PM Press Blog

Rachel Pollack, Transgender Activist and Authority on Tarot, Dies at 77

Her science fiction writing won awards. Her tarot books won her a devoted following. And she created DC Comics’ first transgender superhero.

Photo by Rubi Rose

By George Gene Gustines
New York Times
April 13th, 2023


Rachel Pollack, a transgender activist and writer who was an expert on interpreting tarot and created the first transgender superheroine for DC Comics, died on April 7 at her home in Rhinebeck, N.Y. She was 77.

Her wife, Zoe Matoff, said the cause was non-Hodgkin’s lymphoma.

Ms. Pollack’s professional writing career began in 1971, when she sold her first short story, “Pandora’s Bust,” which was featured in New Worlds, a quarterly science-fiction anthology edited by the author Michael Moorcock. But she soon became better known for her writings on tarot cards, to which she had been introduced a year earlier.

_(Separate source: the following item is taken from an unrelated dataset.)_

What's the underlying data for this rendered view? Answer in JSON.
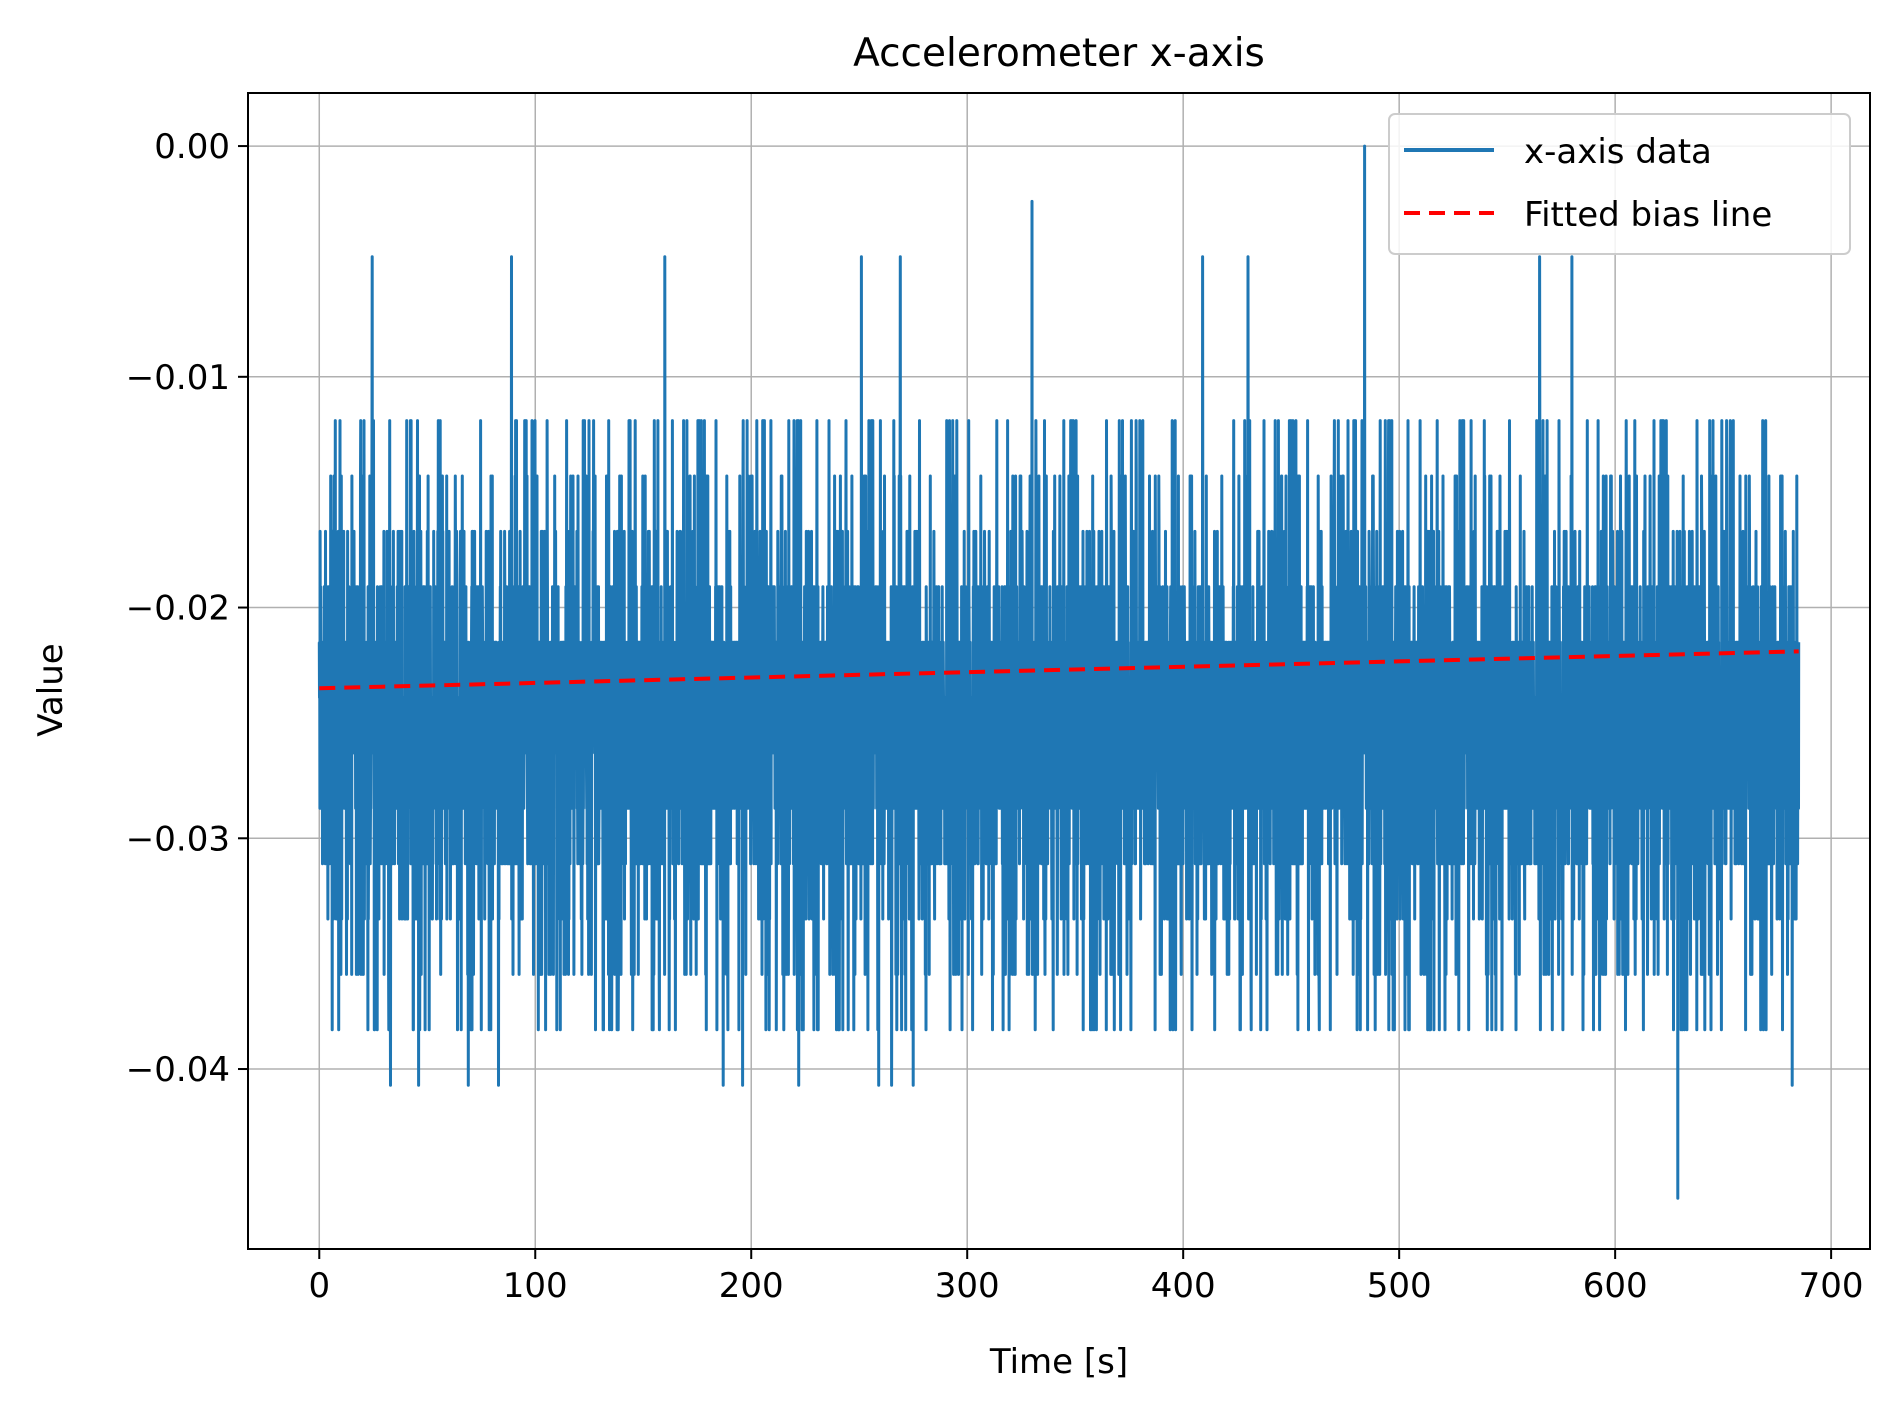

She was immediately drawn in.

“Each card seemed a frozen moment in a story,” Ms. Pollack wrote in a 2015 essay for the Tarosophy Tarot Association. “The cards originated as images, not doctrines or the set of meanings we attach to them. This allows them to pull together strands and possibilities, to create stories that are meaningful in people’s lives.”

She parlayed her passion for the cards, which are used to provide life guidance to believers, into “Seventy-Eight Degrees of Wisdom,” a modern guide to the history and interpretation of tarot. Originally published in two parts, in 1980 and 1983, and later combined into one volume, it became a widely used resource and earned her recognition as a tarot authority.

Her “Salvador Dalí’s Tarot,” a guidebook to tarot paintings by Dalí that were commissioned for the James Bond film “Live and Let Die” (the deal fell through, but Dalí completed the work), was published in 1985 and brought her to the attention of Neil Gaiman. Mr. Gaiman, who would soon become a well-known fantasy author, was then a journalist and interviewed her for the British newspaper Today. In 1990, when Mr. Gaiman wanted to include a tarot reading in a comic book he was writing, he asked Ms. Pollack for help.

The two of them visited Mysteries, a New Age bookstore in London, in search of a deck to use. “What fascinated me,” Mr. Gaiman said in an interview, “was the point where they realized this was Rachel Pollack; I was in the shop with a rock star. I had not realized until that moment how important Rachel’s writing was.”

Five years later, Ms. Pollack, Mr. Gaiman and the artist Dave McKean joined forces to create “Vertigo Tarot,” a guidebook and a set of cards featuring many of DC Comics’ mystical characters.

The writer Susie Bright worked with Ms. Pollack to record the audio version of “Seventy-Eight Degrees of Wisdom,” which was released in 2021. But the women had been aware of each other long before that. In the 1990s, they admired each other’s work: Ms. Bright was a contributor to the lesbian sex publication On Our Backs (and eventually as its editor in chief), and Ms. Pollack was a regular contributor to TransSisters: The Journal of Transsexual Feminism.